Beginnings of the Migrant Ministry

After these initial dialogues, there were other coordination meetings and various encounters, especially with Father Carlos Quebedeaux, CMF; Father Michael Boehm; Father Guillermo Campuzano, C.M; Father Antonio B. Pizzo, O.S.A.; and committed laypeople from Our Lady of Guadalupe Parish. Together, they shaped and developed the initial ideas, eventually leading to the proposal of Pastoral Migratoria, a MINISTRY OF LEADERSHIP, ACCOMPANIMENT, SERVICE, JUSTICE with immigrants. Accompaniment is understood not just as a word but as life. It involves not only accompanying those who are detained/deported but also their family members, whose civil and labor rights should be defended. An intense campaign of education for prevention in case of raids was initiated. With coordination meetings, all the needs and possibilities requiring Pastoral Migratoria emerged.

It was with this team of priests and committed laypeople that the initial reflections began, which would form the basis of what would later become the Training Units.

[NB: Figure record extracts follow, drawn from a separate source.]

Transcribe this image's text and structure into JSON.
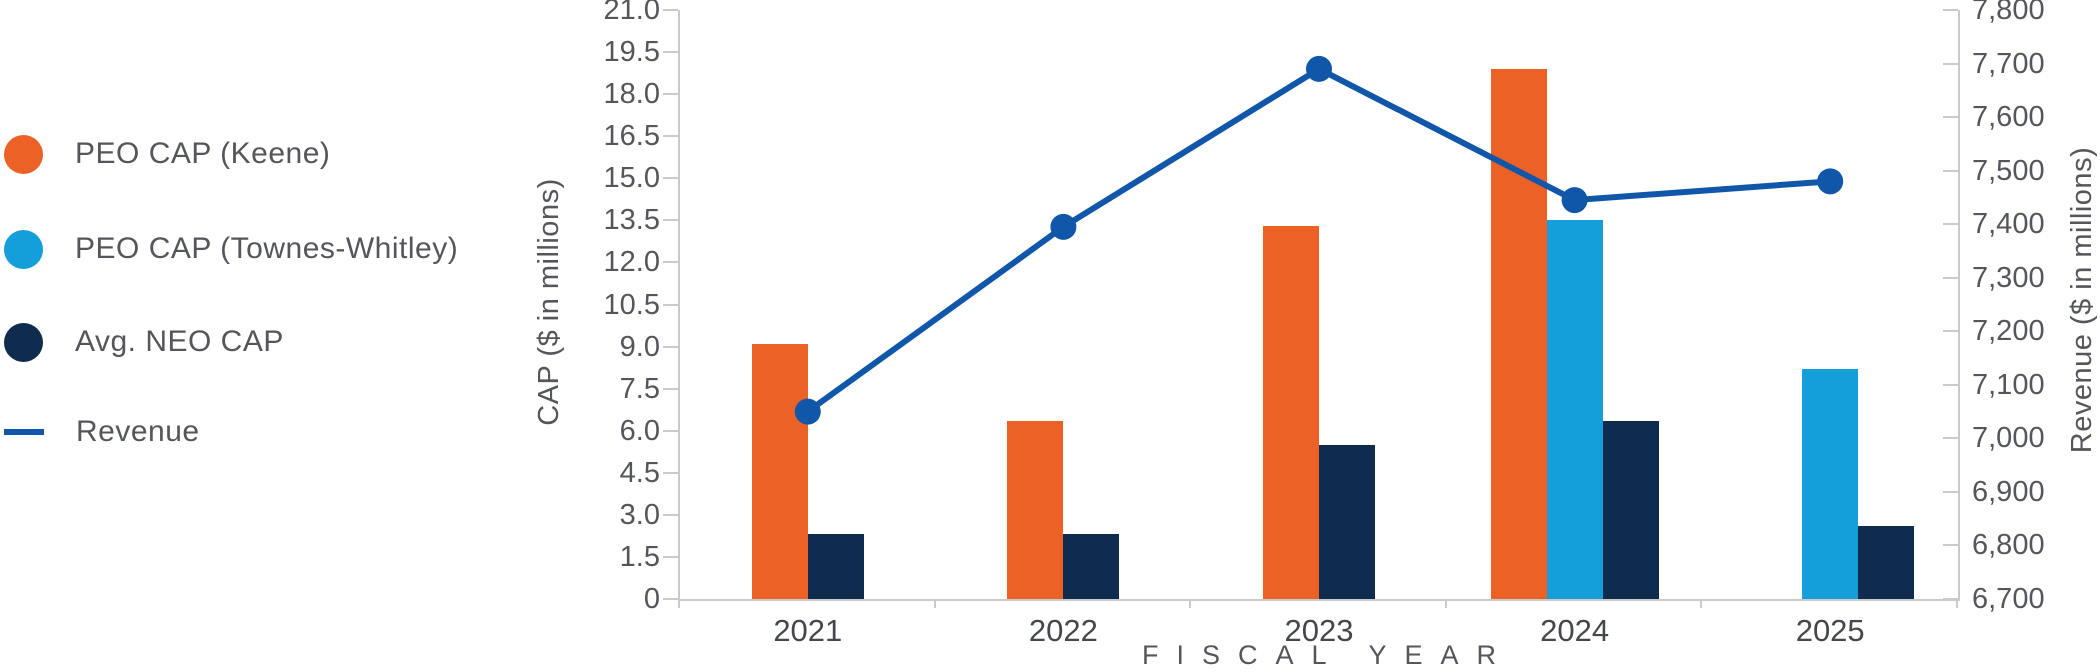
{
  "legend": {
    "items": [
      {
        "label": "PEO CAP (Keene)",
        "marker": "circle",
        "color": "#EC6126"
      },
      {
        "label": "PEO CAP (Townes-Whitley)",
        "marker": "circle",
        "color": "#149FDB"
      },
      {
        "label": "Avg. NEO CAP",
        "marker": "circle",
        "color": "#0F2B4D"
      },
      {
        "label": "Revenue",
        "marker": "line",
        "color": "#1157A9"
      }
    ]
  },
  "chart_data": {
    "type": "bar+line combo",
    "categories": [
      "2021",
      "2022",
      "2023",
      "2024",
      "2025"
    ],
    "series": [
      {
        "name": "PEO CAP (Keene)",
        "type": "bar",
        "axis": "left",
        "color": "#EC6126",
        "values": [
          9.1,
          6.35,
          13.3,
          18.9,
          null
        ]
      },
      {
        "name": "PEO CAP (Townes-Whitley)",
        "type": "bar",
        "axis": "left",
        "color": "#149FDB",
        "values": [
          null,
          null,
          null,
          13.5,
          8.2
        ]
      },
      {
        "name": "Avg. NEO CAP",
        "type": "bar",
        "axis": "left",
        "color": "#0F2B4D",
        "values": [
          2.3,
          2.3,
          5.5,
          6.35,
          2.6
        ]
      },
      {
        "name": "Revenue",
        "type": "line",
        "axis": "right",
        "color": "#1157A9",
        "values": [
          7050,
          7395,
          7690,
          7445,
          7480
        ]
      }
    ],
    "left_axis": {
      "title": "CAP ($ in millions)",
      "min": 0,
      "max": 21,
      "step": 1.5,
      "tick_labels": [
        "0",
        "1.5",
        "3.0",
        "4.5",
        "6.0",
        "7.5",
        "9.0",
        "10.5",
        "12.0",
        "13.5",
        "15.0",
        "16.5",
        "18.0",
        "19.5",
        "21.0"
      ]
    },
    "right_axis": {
      "title": "Revenue ($ in millions)",
      "min": 6700,
      "max": 7800,
      "step": 100,
      "tick_labels": [
        "6,700",
        "6,800",
        "6,900",
        "7,000",
        "7,100",
        "7,200",
        "7,300",
        "7,400",
        "7,500",
        "7,600",
        "7,700",
        "7,800"
      ]
    },
    "x_axis": {
      "title": "FISCAL YEAR"
    },
    "legend_position": "left",
    "grid": false
  },
  "colors": {
    "bar_orange": "#EC6126",
    "bar_light_blue": "#149FDB",
    "bar_navy": "#0F2B4D",
    "line_blue": "#1157A9",
    "axis_gray": "#C9CACB",
    "text_gray": "#54565B"
  }
}
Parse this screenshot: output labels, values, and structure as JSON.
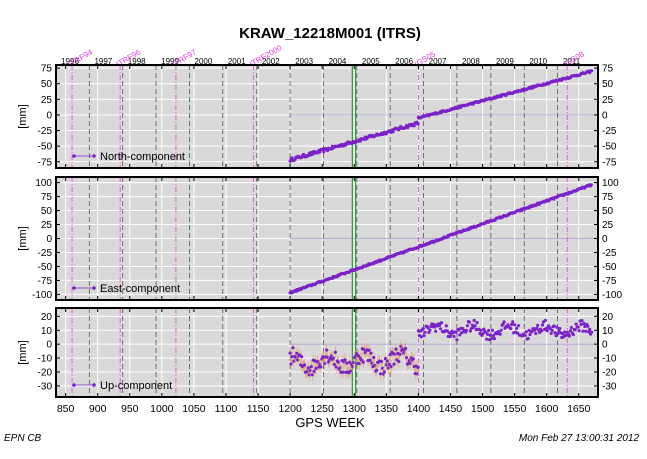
{
  "footer": {
    "left": "EPN CB",
    "right": "Mon Feb 27 13:00:31 2012"
  },
  "colors": {
    "plot_bg": "#d9d9d9",
    "data": "#7b22c8",
    "error": "#e0a070",
    "frame_change": "#e040e0",
    "equipment_change": "#555555",
    "discontinuity": "#2a9a3a"
  },
  "chart_data": {
    "type": "scatter",
    "title": "KRAW_12218M001 (ITRS)",
    "xlabel": "GPS WEEK",
    "xlim": [
      835,
      1680
    ],
    "x_ticks": [
      850,
      900,
      950,
      1000,
      1050,
      1100,
      1150,
      1200,
      1250,
      1300,
      1350,
      1400,
      1450,
      1500,
      1550,
      1600,
      1650
    ],
    "year_marks": [
      {
        "label": "1996",
        "week": 835
      },
      {
        "label": "1997",
        "week": 887
      },
      {
        "label": "1998",
        "week": 939
      },
      {
        "label": "1999",
        "week": 991
      },
      {
        "label": "2000",
        "week": 1043
      },
      {
        "label": "2001",
        "week": 1095
      },
      {
        "label": "2002",
        "week": 1148
      },
      {
        "label": "2003",
        "week": 1200
      },
      {
        "label": "2004",
        "week": 1252
      },
      {
        "label": "2005",
        "week": 1304
      },
      {
        "label": "2006",
        "week": 1356
      },
      {
        "label": "2007",
        "week": 1408
      },
      {
        "label": "2008",
        "week": 1460
      },
      {
        "label": "2009",
        "week": 1513
      },
      {
        "label": "2010",
        "week": 1565
      },
      {
        "label": "2011",
        "week": 1617
      }
    ],
    "frame_marks": [
      {
        "label": "ITRF94",
        "week": 860
      },
      {
        "label": "ITRF96",
        "week": 935
      },
      {
        "label": "ITRF97",
        "week": 1022
      },
      {
        "label": "ITRF2000",
        "week": 1143
      },
      {
        "label": "IGS05",
        "week": 1400
      },
      {
        "label": "IGS08",
        "week": 1632
      }
    ],
    "discontinuity_weeks": [
      1297,
      1302
    ],
    "panels": [
      {
        "name": "North-component",
        "ylabel": "[mm]",
        "ylim": [
          -85,
          80
        ],
        "y_ticks": [
          -75,
          -50,
          -25,
          0,
          25,
          50,
          75
        ],
        "segments": [
          {
            "from": 1200,
            "to": 1400,
            "start": -72,
            "end": -13,
            "noise": 2.5
          },
          {
            "from": 1400,
            "to": 1670,
            "start": -5,
            "end": 70,
            "noise": 1.5
          }
        ]
      },
      {
        "name": "East-component",
        "ylabel": "[mm]",
        "ylim": [
          -110,
          110
        ],
        "y_ticks": [
          -100,
          -75,
          -50,
          -25,
          0,
          25,
          50,
          75,
          100
        ],
        "segments": [
          {
            "from": 1200,
            "to": 1670,
            "start": -97,
            "end": 96,
            "noise": 1.5
          }
        ]
      },
      {
        "name": "Up-component",
        "ylabel": "[mm]",
        "ylim": [
          -38,
          26
        ],
        "y_ticks": [
          -30,
          -20,
          -10,
          0,
          10,
          20
        ],
        "segments": [
          {
            "from": 1200,
            "to": 1400,
            "start": -13,
            "end": -11,
            "noise": 6,
            "errorbars": true
          },
          {
            "from": 1400,
            "to": 1670,
            "start": 10,
            "end": 10,
            "noise": 4,
            "errorbars": false
          }
        ]
      }
    ]
  }
}
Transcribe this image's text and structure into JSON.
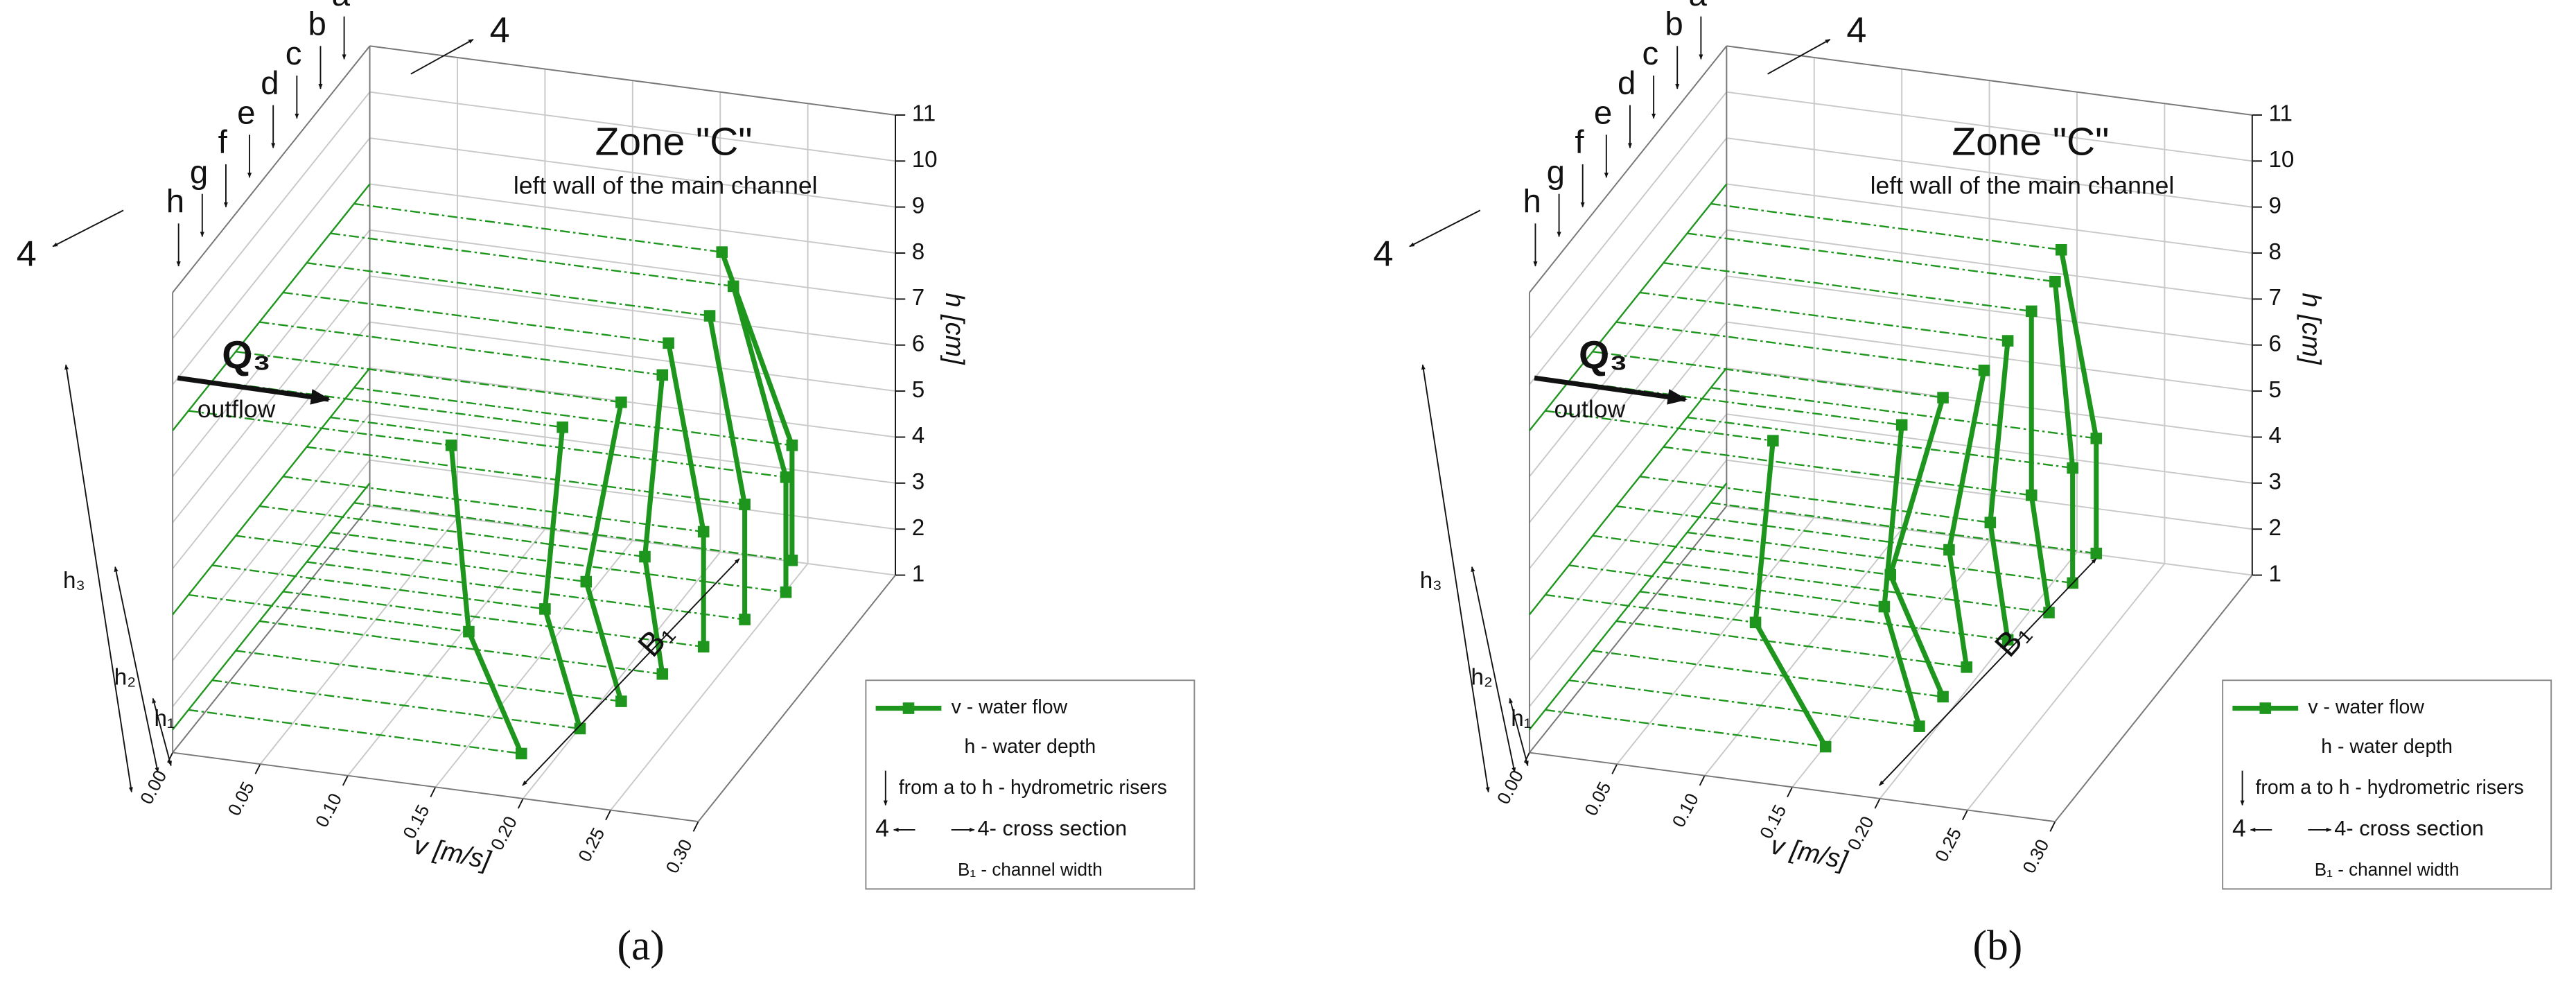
{
  "chart_data": [
    {
      "type": "profile3d",
      "panel_label": "(a)",
      "title": "Zone \"C\"",
      "subtitle": "left wall of the main channel",
      "ylabel": "h [cm]",
      "xlabel": "v [m/s]",
      "ylim": [
        1,
        11
      ],
      "yticks": [
        1,
        2,
        3,
        4,
        5,
        6,
        7,
        8,
        9,
        10,
        11
      ],
      "xlim": [
        0,
        0.3
      ],
      "xticks": [
        {
          "value": 0,
          "label": "0.00"
        },
        {
          "value": 0.05,
          "label": "0.05"
        },
        {
          "value": 0.1,
          "label": "0.10"
        },
        {
          "value": 0.15,
          "label": "0.15"
        },
        {
          "value": 0.2,
          "label": "0.20"
        },
        {
          "value": 0.25,
          "label": "0.25"
        },
        {
          "value": 0.3,
          "label": "0.30"
        }
      ],
      "color": "#1e961e",
      "series": [
        {
          "name": "h",
          "x": [
            0.15,
            0.16,
            0.19
          ],
          "values": [
            8.0,
            4.0,
            1.5
          ]
        },
        {
          "name": "g",
          "x": [
            0.2,
            0.19,
            0.21
          ],
          "values": [
            8.0,
            4.0,
            1.5
          ]
        },
        {
          "name": "f",
          "x": [
            0.22,
            0.2,
            0.22
          ],
          "values": [
            8.0,
            4.0,
            1.5
          ]
        },
        {
          "name": "e",
          "x": [
            0.23,
            0.22,
            0.23
          ],
          "values": [
            8.0,
            4.0,
            1.5
          ]
        },
        {
          "name": "d",
          "x": [
            0.22,
            0.24,
            0.24
          ],
          "values": [
            8.0,
            4.0,
            1.5
          ]
        },
        {
          "name": "c",
          "x": [
            0.23,
            0.25,
            0.25
          ],
          "values": [
            8.0,
            4.0,
            1.5
          ]
        },
        {
          "name": "b",
          "x": [
            0.23,
            0.26,
            0.26
          ],
          "values": [
            8.0,
            4.0,
            1.5
          ]
        },
        {
          "name": "a",
          "x": [
            0.21,
            0.25,
            0.25
          ],
          "values": [
            8.0,
            4.0,
            1.5
          ]
        }
      ],
      "annotations": {
        "flow": "Q₃",
        "flow_label": "outflow",
        "section": "4",
        "h1": "h₁",
        "h2": "h₂",
        "h3": "h₃",
        "width": "B₁"
      },
      "legend": {
        "flow": "v - water flow",
        "depth": "h - water depth",
        "risers": "from a to h - hydrometric risers",
        "section_left": "4",
        "section_right": "4- cross section",
        "width": "B₁ - channel width"
      }
    },
    {
      "type": "profile3d",
      "panel_label": "(b)",
      "title": "Zone \"C\"",
      "subtitle": "left wall of the main channel",
      "ylabel": "h [cm]",
      "xlabel": "v [m/s]",
      "ylim": [
        1,
        11
      ],
      "yticks": [
        1,
        2,
        3,
        4,
        5,
        6,
        7,
        8,
        9,
        10,
        11
      ],
      "xlim": [
        0,
        0.3
      ],
      "xticks": [
        {
          "value": 0,
          "label": "0.00"
        },
        {
          "value": 0.05,
          "label": "0.05"
        },
        {
          "value": 0.1,
          "label": "0.10"
        },
        {
          "value": 0.15,
          "label": "0.15"
        },
        {
          "value": 0.2,
          "label": "0.20"
        },
        {
          "value": 0.25,
          "label": "0.25"
        },
        {
          "value": 0.3,
          "label": "0.30"
        }
      ],
      "color": "#1e961e",
      "series": [
        {
          "name": "h",
          "x": [
            0.13,
            0.12,
            0.16
          ],
          "values": [
            8.0,
            4.0,
            1.5
          ]
        },
        {
          "name": "g",
          "x": [
            0.19,
            0.18,
            0.2
          ],
          "values": [
            8.0,
            4.0,
            1.5
          ]
        },
        {
          "name": "f",
          "x": [
            0.2,
            0.17,
            0.2
          ],
          "values": [
            8.0,
            4.0,
            1.5
          ]
        },
        {
          "name": "e",
          "x": [
            0.21,
            0.19,
            0.2
          ],
          "values": [
            8.0,
            4.0,
            1.5
          ]
        },
        {
          "name": "d",
          "x": [
            0.21,
            0.2,
            0.21
          ],
          "values": [
            8.0,
            4.0,
            1.5
          ]
        },
        {
          "name": "c",
          "x": [
            0.21,
            0.21,
            0.22
          ],
          "values": [
            8.0,
            4.0,
            1.5
          ]
        },
        {
          "name": "b",
          "x": [
            0.21,
            0.22,
            0.22
          ],
          "values": [
            8.0,
            4.0,
            1.5
          ]
        },
        {
          "name": "a",
          "x": [
            0.2,
            0.22,
            0.22
          ],
          "values": [
            8.0,
            4.0,
            1.5
          ]
        }
      ],
      "annotations": {
        "flow": "Q₃",
        "flow_label": "outlow",
        "section": "4",
        "h1": "h₁",
        "h2": "h₂",
        "h3": "h₃",
        "width": "B₁"
      },
      "legend": {
        "flow": "v - water flow",
        "depth": "h - water depth",
        "risers": "from a to h - hydrometric risers",
        "section_left": "4",
        "section_right": "4- cross section",
        "width": "B₁ - channel width"
      }
    }
  ]
}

Migrants should be pastorally accompanied by their sending Churches and encouraged to become disciples and missionaries in the lands and communities that receive them, sharing with them the riches of their faith and religious traditions. Migrants leaving our communities can offer a valuable missionary contribution to the communities that welcome them.

Thus, the awareness was growing that immigrants should support immigrants; that the task or mission should be from immigrant to immigrant. No one better than an immigrant to understand what another immigrant feels, needs, and longs for. This conviction also arose from several events that happened throughout the city: on the streets, in schools, and workplaces.

So, in Chicago, the Priests for Justice for Immigrants, Bishop John Manz, and Bishop Gustavo García-Siller, along with Mrs. Elena Segura, began meetings with Cardinal Francis George to firmly express their desire to continue working on the third objective of the Catholic Campaign for Immigration Reform: SERVICE. This way, the needs of the immigrant community would be addressed.

The main question was about what the Archdiocese should do for the immigrant community. There was now a better understanding of the number of undocumented immigrants in the parishes. After several meetings, with the Cardinal's presence, the Catholic Center for Immigrants Toribio Romo was created in Pilsen, Little Village.

However, knowing that immigrants were not only in this area, the question was: How to support undocumented immigrants dispersed throughout the Archdiocese? In this context, in 2008, after discernment, reflection, and considering people's vision, what would become the Pastoral Migratoria began to take shape.